THE DESIGNATION of August 11 as World Pan Day by Pan Trinbago is an acknowledgment of the international reach of pan. Countries such as Switzerland, Denmark, Grenada, Germany, Japan, Finland, the Netherlands, France, US, and UK have pan associations or teach and practise the pan. But closer to home, two issues regarding the national instrument requiring greater attention should be noted.
Pan Trinbago has expressed disappointment that pan will not be more prominently featured in the finale of Carifesta XIV, a concert called Island Beats, scheduled to take place on August 24. The show, at the Queen’s Park Savannah, will feature international stars Shaggy, Kassav, Calypso Rose, Machel Montano, Nailah Blackman, and other local acts. But Pan Trinbago feels disappointed pan will not be represented at the concert, except for the playing of the national anthem.
“We are totally upset in Pan Trinbago,” said the organisation’s president Beverly Ramsey-Moore. Its external relations officer Dane Gulston linked this situation to a pigeonholing of pan.
“The time has passed for steelband to just play at cocktail hours,” he said. “Pan is not good enough for that concert? Honestly, I think this is a total disrespect to the pan fraternity.”
It is not as though pan has been excluded from the party. Apart from solo pan performances, Carifesta will feature Pan and Powder on August 21 with BPTT Renegades, Massy All Stars, Desperadoes and Invaders Youth Orchestra, as well as the National Steel Orchestra of Guyana and Hell’s Gate Steel Orchestra from Antigua and Barbuda.
The bone of contention, however, from the perspective of the pan fraternity, is a perception of pan not being central to Carifesta’s marquee events.
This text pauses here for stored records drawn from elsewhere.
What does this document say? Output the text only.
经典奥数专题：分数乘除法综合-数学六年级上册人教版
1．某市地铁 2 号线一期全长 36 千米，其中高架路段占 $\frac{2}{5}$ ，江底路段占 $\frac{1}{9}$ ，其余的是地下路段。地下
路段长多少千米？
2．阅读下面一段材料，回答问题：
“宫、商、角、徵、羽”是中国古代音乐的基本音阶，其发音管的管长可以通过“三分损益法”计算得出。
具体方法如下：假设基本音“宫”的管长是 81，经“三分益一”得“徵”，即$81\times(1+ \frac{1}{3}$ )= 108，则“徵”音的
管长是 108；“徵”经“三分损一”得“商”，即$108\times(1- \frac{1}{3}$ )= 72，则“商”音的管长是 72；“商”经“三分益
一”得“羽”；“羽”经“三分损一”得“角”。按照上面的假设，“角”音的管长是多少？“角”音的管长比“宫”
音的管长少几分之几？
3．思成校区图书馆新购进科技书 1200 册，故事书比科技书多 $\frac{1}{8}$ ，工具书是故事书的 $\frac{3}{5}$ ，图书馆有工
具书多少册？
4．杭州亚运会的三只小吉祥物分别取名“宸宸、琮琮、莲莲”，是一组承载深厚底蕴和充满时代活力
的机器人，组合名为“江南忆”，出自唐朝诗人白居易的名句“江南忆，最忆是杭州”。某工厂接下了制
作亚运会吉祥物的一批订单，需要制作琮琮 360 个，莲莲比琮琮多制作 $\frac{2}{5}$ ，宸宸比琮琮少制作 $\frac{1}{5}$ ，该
When it comes to cultural matters, passions run high. Minister of Community Development, Culture and the Arts Dr Nyan Gadsby-Dolly should address the concerns raised. There may well be good reasons why large steelbands, which have specific requirements, could not be as easily incorporated in certain events or when counter to programming objectives.
The deeper issue is the fact that the pan fraternity has become sensitive to any signal of neglect. That sensitivity probably stems from years of not having the kind of backing they would desire. It’s not too late for a more productive dialogue.
As for competing events going head to head, jostling for audience share, it’s unfortunate energies could not have worked together to produce one memorable event. That said, this is a free country and the more the merrier when it comes to culture.
The second matter is highlighted by the granting of state land to First Citizens Supernovas Steel Orchestra in the Samaroo family’s home town of Surrey Village, Lopinot. The gesture is a reminder of the need for permanent spaces for pan. We have to change the mindset that regards the national instrument as merely a one-dimensional Carnival prop.